Otro tema al que hizo referencia fue la deportación de ciudadanos colombianos detenidos en Ecuador, un asunto que ha generado tensiones diplomáticas y preocupación por el respeto a los derechos humanos. Petro manifestó su inquietud por la forma en que estas deportaciones han sido llevadas a cabo, señalando que su gobierno exigirá garantías y respeto para los connacionales que enfrentan procesos judiciales en el país vecino. Este pronunciamiento se da en el contexto de crecientes tensiones entre los gobiernos de Colombia y Ecuador por temas de seguridad y migración.
En relación con la política exterior y el fortalecimiento de la integración regional, Petro defendió la reciente firma de un acuerdo con el gobierno venezolano de Nicolás Maduro para la creación de una “zona binacional de paz y desarrollo” en la frontera colombo-venezolana. Este convenio busca impulsar la cooperación económica, social y de seguridad en los territorios limítrofes, aunque ha sido duramente cuestionado por sectores de la oposición, que consideran que se trata de una concesión política al régimen de Maduro. Petro defendió el acuerdo como una herramienta para mejorar la calidad de vida de las comunidades fronterizas y reducir los niveles de violencia e informalidad que allí persisten.

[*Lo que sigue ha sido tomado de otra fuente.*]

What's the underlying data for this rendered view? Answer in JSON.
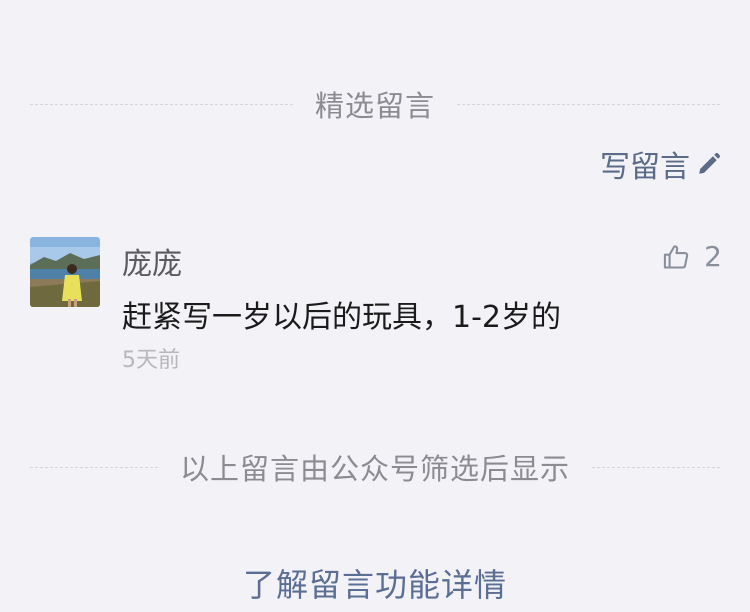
{
  "header": {
    "section_title": "精选留言",
    "write_label": "写留言",
    "write_icon": "pencil-icon"
  },
  "comments": [
    {
      "name": "庞庞",
      "text": "赶紧写一岁以后的玩具，1-2岁的",
      "time": "5天前",
      "likes": "2",
      "like_icon": "thumbs-up-icon"
    }
  ],
  "footer": {
    "note": "以上留言由公众号筛选后显示",
    "learn_more": "了解留言功能详情"
  },
  "colors": {
    "background": "#f3f2f6",
    "link": "#5b6e94",
    "muted": "#8b8b91"
  }
}
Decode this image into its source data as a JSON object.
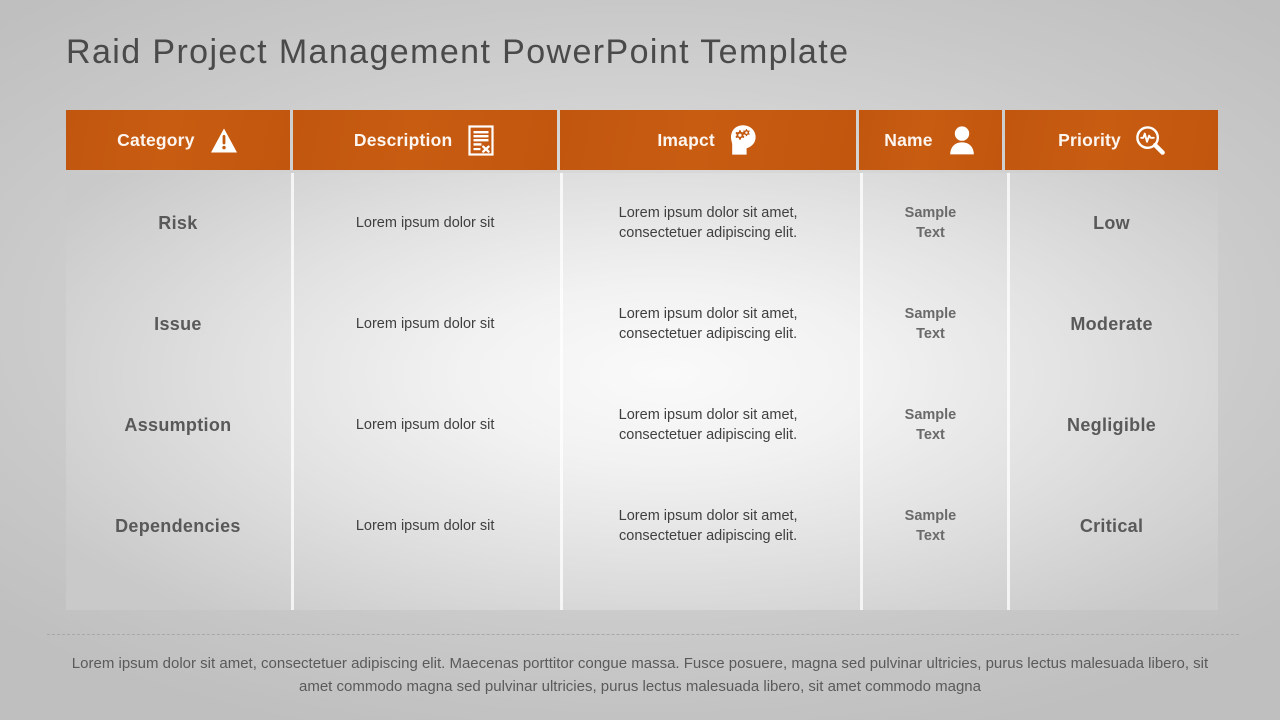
{
  "slide": {
    "title": "Raid Project Management PowerPoint Template",
    "accent_color": "#C65911",
    "background_color": "#CCCCCC",
    "text_color": "#595959"
  },
  "table": {
    "columns": [
      {
        "label": "Category",
        "icon": "warning-triangle-icon"
      },
      {
        "label": "Description",
        "icon": "document-form-icon"
      },
      {
        "label": "Imapct",
        "icon": "head-with-gears-icon"
      },
      {
        "label": "Name",
        "icon": "person-icon"
      },
      {
        "label": "Priority",
        "icon": "magnifier-pulse-icon"
      }
    ],
    "rows": [
      {
        "category": "Risk",
        "description": "Lorem ipsum dolor sit",
        "impact": "Lorem ipsum dolor sit amet, consectetuer adipiscing elit.",
        "name": "Sample Text",
        "priority": "Low"
      },
      {
        "category": "Issue",
        "description": "Lorem ipsum dolor sit",
        "impact": "Lorem ipsum dolor sit amet, consectetuer adipiscing elit.",
        "name": "Sample Text",
        "priority": "Moderate"
      },
      {
        "category": "Assumption",
        "description": "Lorem ipsum dolor sit",
        "impact": "Lorem ipsum dolor sit amet, consectetuer adipiscing elit.",
        "name": "Sample Text",
        "priority": "Negligible"
      },
      {
        "category": "Dependencies",
        "description": "Lorem ipsum dolor sit",
        "impact": "Lorem ipsum dolor sit amet, consectetuer adipiscing elit.",
        "name": "Sample Text",
        "priority": "Critical"
      }
    ]
  },
  "footer": {
    "text": "Lorem ipsum dolor sit amet, consectetuer adipiscing elit. Maecenas porttitor congue massa. Fusce posuere, magna sed pulvinar ultricies, purus lectus malesuada libero, sit amet commodo magna sed pulvinar ultricies, purus lectus malesuada libero, sit amet commodo magna"
  }
}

Finalmente, el presidente también se pronunció sobre las tensiones al interior de su propio gabinete, específicamente con la vicepresidenta Francia Márquez, quien ha denunciado públicamente sentirse excluida del gobierno y ha cuestionado el manejo del Ministerio de la Igualdad, entidad que ella misma lidera. Petro reconoció la existencia de diferencias, pero hizo un llamado a la unidad del gobierno y reafirmó la importancia del ministerio en la lucha contra la desigualdad y la discriminación. Sin embargo, no profundizó sobre posibles cambios en el gabinete o medidas para resolver el distanciamiento con Márquez.
Estas intervenciones reflejan el interés de Petro por ejercer control narrativo sobre temas sensibles, en un contexto político marcado por disputas internas, presiones judiciales y una compleja relación diplomática con países vecinos.